Tunisia is offering to try again to host the Arab League summit, after abruptly canceling last month's meeting over disagreements on how to approach reform in the Middle East. Israel's unilateral plan for partial withdrawal from the occupied territories would be a main topic on the agenda.
An Arab League spokesman says leaders from the 22-member group are considering an invitation by Tunisia to meet there for a summit on May 22 and 23.
Last month, the Tunisian government made a surprise decision to call off a planned meeting, after Arab foreign ministers failed to agree on key issues for democratic reform during two days of preliminary sessions.
Arab League spokesman Hossam Zaki says, this time, Egypt will host the advance meetings of foreign ministers, during which representatives are supposed to agree on approaches and recommendations to pass on to Arab leaders for consideration at the two-day summit, which will take place in Tunis.
Mr. Zaki says U.S. support of Israel's plan to withdraw from the Gaza Strip, but retain some settlements in the West Bank, will be high on the agenda.
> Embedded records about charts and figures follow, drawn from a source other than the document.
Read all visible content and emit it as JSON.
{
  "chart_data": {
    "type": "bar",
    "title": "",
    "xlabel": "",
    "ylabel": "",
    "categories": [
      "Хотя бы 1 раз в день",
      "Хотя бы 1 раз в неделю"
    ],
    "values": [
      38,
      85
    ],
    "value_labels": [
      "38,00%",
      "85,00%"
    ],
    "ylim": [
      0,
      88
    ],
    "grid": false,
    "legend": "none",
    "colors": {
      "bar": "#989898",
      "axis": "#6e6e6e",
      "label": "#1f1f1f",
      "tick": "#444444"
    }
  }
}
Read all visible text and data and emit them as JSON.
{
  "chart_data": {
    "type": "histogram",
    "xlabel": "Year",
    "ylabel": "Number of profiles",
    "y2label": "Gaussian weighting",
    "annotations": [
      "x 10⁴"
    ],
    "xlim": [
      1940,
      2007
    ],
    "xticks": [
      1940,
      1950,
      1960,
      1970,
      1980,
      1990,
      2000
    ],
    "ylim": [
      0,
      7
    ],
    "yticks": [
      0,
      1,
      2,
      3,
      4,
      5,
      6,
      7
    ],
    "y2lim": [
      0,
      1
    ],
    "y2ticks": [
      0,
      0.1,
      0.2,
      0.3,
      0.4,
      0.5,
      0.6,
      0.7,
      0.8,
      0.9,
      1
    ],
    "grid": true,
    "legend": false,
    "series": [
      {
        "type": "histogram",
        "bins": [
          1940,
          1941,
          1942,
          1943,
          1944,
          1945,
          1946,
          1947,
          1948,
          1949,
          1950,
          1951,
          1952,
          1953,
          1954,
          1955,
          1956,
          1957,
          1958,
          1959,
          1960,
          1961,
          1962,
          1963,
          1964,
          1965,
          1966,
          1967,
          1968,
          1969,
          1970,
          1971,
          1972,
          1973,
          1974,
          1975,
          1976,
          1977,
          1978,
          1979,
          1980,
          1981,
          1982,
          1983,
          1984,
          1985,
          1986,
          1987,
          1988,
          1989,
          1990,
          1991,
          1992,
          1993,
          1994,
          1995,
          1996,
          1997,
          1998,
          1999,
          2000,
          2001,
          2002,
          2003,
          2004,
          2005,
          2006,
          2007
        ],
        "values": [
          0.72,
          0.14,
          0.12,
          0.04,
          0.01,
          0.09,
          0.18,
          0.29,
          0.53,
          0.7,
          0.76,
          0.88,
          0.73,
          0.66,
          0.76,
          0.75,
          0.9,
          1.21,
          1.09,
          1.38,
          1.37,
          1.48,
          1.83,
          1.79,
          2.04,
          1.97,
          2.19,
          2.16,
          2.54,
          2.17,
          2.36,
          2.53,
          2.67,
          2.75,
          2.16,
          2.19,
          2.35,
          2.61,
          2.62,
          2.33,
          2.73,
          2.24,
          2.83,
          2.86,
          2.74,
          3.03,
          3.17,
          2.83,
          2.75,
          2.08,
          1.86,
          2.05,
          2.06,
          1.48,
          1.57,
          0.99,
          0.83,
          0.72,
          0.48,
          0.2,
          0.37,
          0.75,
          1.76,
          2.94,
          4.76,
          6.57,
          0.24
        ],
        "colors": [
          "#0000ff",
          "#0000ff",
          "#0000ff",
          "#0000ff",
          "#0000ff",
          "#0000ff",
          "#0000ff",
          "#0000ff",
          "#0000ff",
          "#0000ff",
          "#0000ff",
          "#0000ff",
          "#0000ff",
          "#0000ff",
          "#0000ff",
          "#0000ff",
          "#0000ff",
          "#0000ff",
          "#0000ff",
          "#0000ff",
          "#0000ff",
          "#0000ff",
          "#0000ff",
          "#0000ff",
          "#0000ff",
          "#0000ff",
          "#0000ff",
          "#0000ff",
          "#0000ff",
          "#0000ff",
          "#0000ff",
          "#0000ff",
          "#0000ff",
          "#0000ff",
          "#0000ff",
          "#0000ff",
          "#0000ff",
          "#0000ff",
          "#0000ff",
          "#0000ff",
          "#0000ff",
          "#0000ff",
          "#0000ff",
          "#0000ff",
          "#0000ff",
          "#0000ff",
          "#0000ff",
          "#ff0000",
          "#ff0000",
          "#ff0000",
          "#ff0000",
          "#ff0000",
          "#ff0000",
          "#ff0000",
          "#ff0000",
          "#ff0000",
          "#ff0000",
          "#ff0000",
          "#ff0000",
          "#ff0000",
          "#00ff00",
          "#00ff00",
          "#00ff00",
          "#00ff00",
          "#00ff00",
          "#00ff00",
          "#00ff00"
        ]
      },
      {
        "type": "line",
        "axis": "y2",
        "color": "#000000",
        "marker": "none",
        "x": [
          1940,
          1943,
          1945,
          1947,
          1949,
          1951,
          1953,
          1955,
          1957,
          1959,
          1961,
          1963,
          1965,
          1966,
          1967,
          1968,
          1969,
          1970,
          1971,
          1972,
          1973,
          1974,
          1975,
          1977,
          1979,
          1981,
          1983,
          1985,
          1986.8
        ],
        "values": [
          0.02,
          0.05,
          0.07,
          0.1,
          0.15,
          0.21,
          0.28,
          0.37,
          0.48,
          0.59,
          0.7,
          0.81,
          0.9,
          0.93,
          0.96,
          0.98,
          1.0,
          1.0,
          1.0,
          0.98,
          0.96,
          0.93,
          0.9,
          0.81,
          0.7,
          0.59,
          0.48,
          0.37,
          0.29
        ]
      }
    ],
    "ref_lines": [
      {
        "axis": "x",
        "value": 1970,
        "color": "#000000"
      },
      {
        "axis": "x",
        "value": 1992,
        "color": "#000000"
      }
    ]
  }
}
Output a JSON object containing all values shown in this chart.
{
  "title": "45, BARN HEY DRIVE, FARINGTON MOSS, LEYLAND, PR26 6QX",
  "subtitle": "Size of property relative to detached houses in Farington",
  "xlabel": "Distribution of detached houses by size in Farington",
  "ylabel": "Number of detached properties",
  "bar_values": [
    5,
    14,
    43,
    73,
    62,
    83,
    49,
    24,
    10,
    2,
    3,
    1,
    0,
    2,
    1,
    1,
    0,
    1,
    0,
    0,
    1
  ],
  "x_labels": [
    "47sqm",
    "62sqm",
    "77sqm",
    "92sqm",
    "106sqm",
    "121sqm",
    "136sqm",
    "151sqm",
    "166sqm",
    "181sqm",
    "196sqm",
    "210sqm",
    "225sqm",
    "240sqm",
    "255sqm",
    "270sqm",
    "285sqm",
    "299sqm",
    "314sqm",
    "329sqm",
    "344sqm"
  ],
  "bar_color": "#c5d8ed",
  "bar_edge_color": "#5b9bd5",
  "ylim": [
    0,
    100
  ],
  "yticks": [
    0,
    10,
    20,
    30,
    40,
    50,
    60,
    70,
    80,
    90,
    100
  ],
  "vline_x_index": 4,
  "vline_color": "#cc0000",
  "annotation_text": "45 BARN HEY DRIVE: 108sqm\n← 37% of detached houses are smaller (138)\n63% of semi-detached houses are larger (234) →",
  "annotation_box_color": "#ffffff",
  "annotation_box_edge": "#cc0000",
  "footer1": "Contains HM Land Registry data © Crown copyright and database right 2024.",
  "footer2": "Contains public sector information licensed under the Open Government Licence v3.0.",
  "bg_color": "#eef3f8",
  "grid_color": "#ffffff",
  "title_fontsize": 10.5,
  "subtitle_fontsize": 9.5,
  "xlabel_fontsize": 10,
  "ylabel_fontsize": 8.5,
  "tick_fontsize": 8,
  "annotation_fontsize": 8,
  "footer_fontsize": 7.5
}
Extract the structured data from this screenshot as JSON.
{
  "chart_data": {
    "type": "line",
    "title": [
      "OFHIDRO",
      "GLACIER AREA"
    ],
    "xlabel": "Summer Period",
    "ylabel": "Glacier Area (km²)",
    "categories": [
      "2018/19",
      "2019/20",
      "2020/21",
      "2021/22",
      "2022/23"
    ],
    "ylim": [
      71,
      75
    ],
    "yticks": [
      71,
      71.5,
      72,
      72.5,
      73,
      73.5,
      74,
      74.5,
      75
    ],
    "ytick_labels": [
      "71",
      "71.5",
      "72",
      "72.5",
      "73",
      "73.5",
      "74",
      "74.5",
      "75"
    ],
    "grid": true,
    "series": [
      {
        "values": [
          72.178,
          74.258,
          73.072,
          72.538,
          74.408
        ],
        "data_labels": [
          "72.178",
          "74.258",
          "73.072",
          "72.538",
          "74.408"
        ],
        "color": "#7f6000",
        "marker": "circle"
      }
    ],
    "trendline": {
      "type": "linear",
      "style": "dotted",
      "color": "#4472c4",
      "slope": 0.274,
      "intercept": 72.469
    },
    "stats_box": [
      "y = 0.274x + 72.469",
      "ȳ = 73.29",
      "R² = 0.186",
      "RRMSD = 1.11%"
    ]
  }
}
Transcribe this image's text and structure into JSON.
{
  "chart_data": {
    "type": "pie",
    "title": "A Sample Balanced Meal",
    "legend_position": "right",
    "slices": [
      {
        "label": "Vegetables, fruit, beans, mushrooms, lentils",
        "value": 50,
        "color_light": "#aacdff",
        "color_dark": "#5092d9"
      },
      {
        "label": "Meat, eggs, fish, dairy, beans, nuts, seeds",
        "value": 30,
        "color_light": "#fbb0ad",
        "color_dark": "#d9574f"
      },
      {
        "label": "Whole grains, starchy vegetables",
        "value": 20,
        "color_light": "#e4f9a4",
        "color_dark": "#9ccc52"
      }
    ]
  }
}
"This is a major policy shift, and it may have serious consequences, and may affect peacemaking in the region," said Mr. Zaki. "It is going to be an important topic for ministers and leaders to talk about and see where we are and where we should go."
He says Secretary-General Amr Moussa has been holding consultations with Arab leaders since the collapse of the last summit, in an attempt to find common approaches to reform.
Critics say the Arab League is ineffective because its members are rarely able to agree on important issues or find meaningful ways to implement the League's recommendations.
But Mr. Zaki says the Israeli killing of Palestinian Hamas leader Abdel Aziz Rantisi could provide a point of unity for the League.
"We should expect any sort of action by the Israeli government to undermine our efforts to reach peace," he said. "I think the summit will be successful in dealing with these issues by reaffirming the Arab position vis-a-vis this conflict."
Iraq is also a key issue for the Arab leaders, who want the U.S. occupation to end, and have called for the country to remain united. Mr. Moussa said in the days leading up to the last meeting that foreign ministers were able to agree on the Iraq question without much difficulty.
Arab leaders expect to announce a final date for the summit in the coming days.